Cyber sécurité

BitLocker : Microsoft fournit des clés de chiffrement au FBI

Vous vous êtes déjà demandé ce qui pourrait arriver à vos données privées si une entreprise technologique décidait de coopérer avec les autorités? L’histoire de Microsoft remettant des clés de chiffrement BitLocker au FBI pour accéder à des ordinateurs saisis est un exemple fascinant de la tension entre sécurité nationale et vie privée. Découvrez les détails de cette affaire et ce qu’elle pourrait signifier pour la protection de vos données.

Les 3 infos à ne pas manquer

  • Microsoft a fourni au FBI des clés de chiffrement BitLocker pour trois ordinateurs liés à une enquête.
  • Les clés étaient stockées sur les serveurs de Microsoft, facilitant l’accès sans intervention des propriétaires.
  • C’est la première fois que Microsoft répond à une demande judiciaire pour des clés BitLocker.

Microsoft et l’affaire de Guam

Dans le cadre d’une enquête menée à Guam, une île américaine, Microsoft a été contraint par un tribunal de fournir des clés de déchiffrement BitLocker pour trois ordinateurs portables saisis. Ces machines étaient au cœur d’une enquête sur des fraudes présumées dans un programme d’aide aux chômeurs. Grâce aux clés fournies, les enquêteurs ont pu accéder aux fichiers chiffrés.

Les clés de récupération étaient hébergées dans le cloud de Microsoft, ce qui a permis aux autorités de consulter les données sans avoir besoin du consentement des propriétaires des appareils. Il s’agit du premier cas documenté où Microsoft a coopéré de cette manière avec la justice.

Le fonctionnement de BitLocker

BitLocker est un outil de chiffrement intégré au système d’exploitation Windows 11, destiné à sécuriser les données des utilisateurs. Il offre deux options de stockage pour les clés de récupération : sur l’appareil ou dans le cloud. La première option garantit que seul le propriétaire a accès aux fichiers, tandis que la seconde facilite la récupération en cas de perte de mot de passe ou d’appareil verrouillé.

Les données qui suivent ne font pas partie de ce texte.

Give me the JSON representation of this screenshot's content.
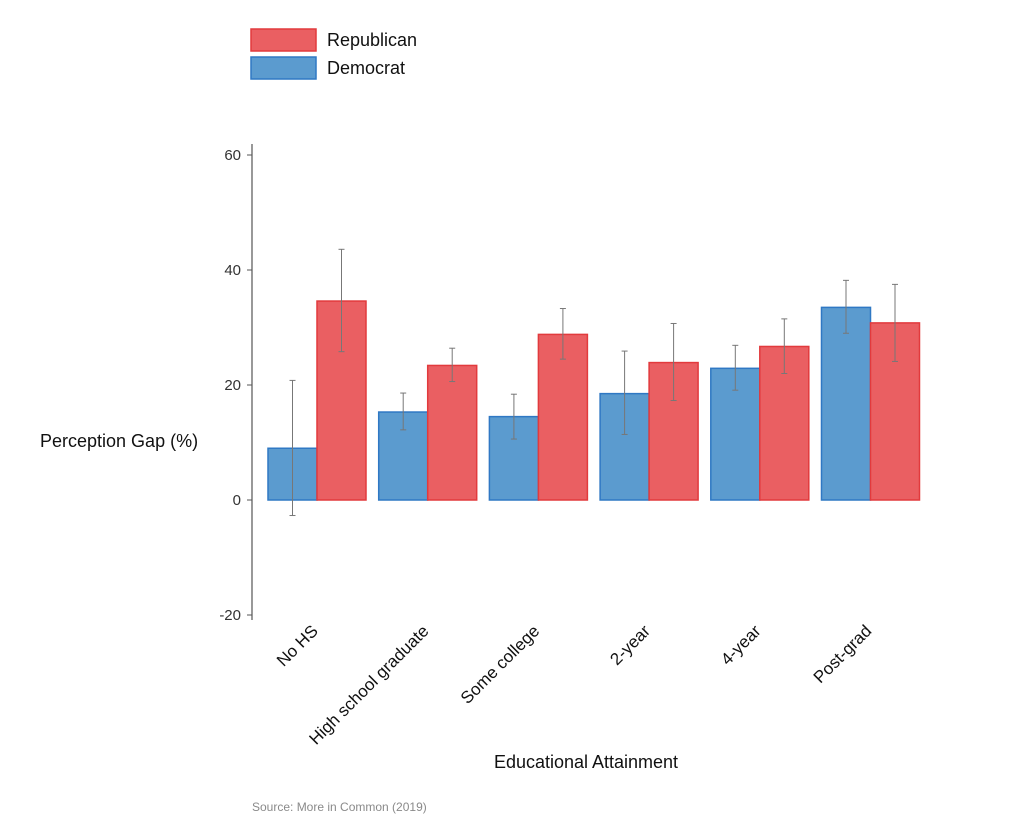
{
  "chart_data": {
    "type": "bar",
    "title": "",
    "xlabel": "Educational Attainment",
    "ylabel": "Perception Gap (%)",
    "ylim": [
      -20,
      60
    ],
    "yticks": [
      -20,
      0,
      20,
      40,
      60
    ],
    "grid": false,
    "legend_position": "top-left",
    "categories": [
      "No HS",
      "High school graduate",
      "Some college",
      "2-year",
      "4-year",
      "Post-grad"
    ],
    "series": [
      {
        "name": "Democrat",
        "color": "#5b9bcf",
        "stroke": "#2f78c4",
        "values": [
          9.0,
          15.3,
          14.5,
          18.5,
          22.9,
          33.5
        ],
        "error_low": [
          -2.7,
          12.2,
          10.6,
          11.4,
          19.1,
          29.0
        ],
        "error_high": [
          20.8,
          18.6,
          18.4,
          25.9,
          26.9,
          38.2
        ]
      },
      {
        "name": "Republican",
        "color": "#ea5f62",
        "stroke": "#e23a3d",
        "values": [
          34.6,
          23.4,
          28.8,
          23.9,
          26.7,
          30.8
        ],
        "error_low": [
          25.8,
          20.6,
          24.5,
          17.3,
          22.0,
          24.1
        ],
        "error_high": [
          43.6,
          26.4,
          33.3,
          30.7,
          31.5,
          37.5
        ]
      }
    ],
    "legend_order": [
      "Republican",
      "Democrat"
    ],
    "source": "Source: More in Common (2019)"
  }
}
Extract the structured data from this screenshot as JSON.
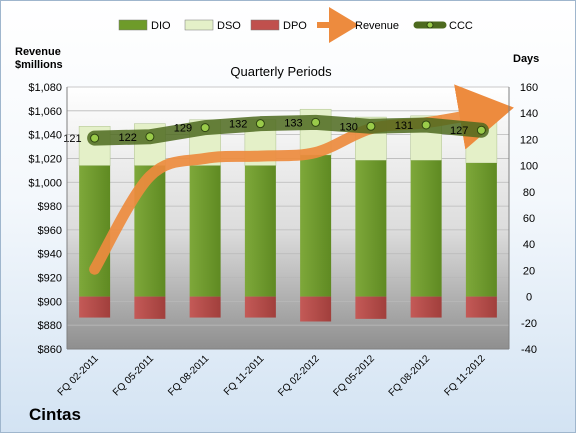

Cependant, stocker la clé dans le cloud implique que Microsoft peut être contraint de la transmettre aux autorités, comme cela s’est produit dans l’affaire de Guam. Pour renforcer la sécurité, les utilisateurs peuvent opter pour un stockage local sur un support physique, tel qu’une clé USB, afin de garder un contrôle total sur leurs données.

Réactions et implications

Le cas de Guam a suscité des réactions variées. Charles Chamberlayne, porte-parole de Microsoft, a précisé que l’entreprise reçoit environ 20 demandes de clés par an. Toutefois, lorsque les clés ne sont pas sur leurs serveurs, Microsoft ne peut pas intervenir.

Matt Green, expert en cryptographie, a noté que d’autres entreprises, telles qu’Apple et Meta, configurent leurs systèmes pour empêcher un accès direct aux clés par les autorités. Cette approche diffère de celle de Microsoft, qui offre un point d’accès légal via le stockage cloud.

Jennifer Granick de l’ACLU souligne que le stockage cloud permet aux autorités d’accéder à l’intégralité du disque, ce qui va au-delà des fichiers concernés par l’enquête. Le sénateur Ron Wyden s’inquiète des risques pour la vie privée et la sécurité numérique des utilisateurs, dénonçant l’absence de notification pour ces derniers.

Contexte de Microsoft et BitLocker

Microsoft est un acteur majeur de la technologie, connu pour son système d’exploitation Windows, qui équipe des millions de PC dans le monde entier. BitLocker, intégré à Windows, est une fonctionnalité essentielle pour la sécurité des données, particulièrement prisée par les entreprises et les particuliers soucieux de protéger leurs informations sensibles.

La décision de Microsoft de stocker des clés de récupération dans le cloud soulève des questions sur l’équilibre entre l’accessibilité des données et la protection de la vie privée. Le cas de Guam pourrait bien influencer la manière dont les entreprises technologiques gèrent les demandes d’accès aux données par les autorités à l’avenir.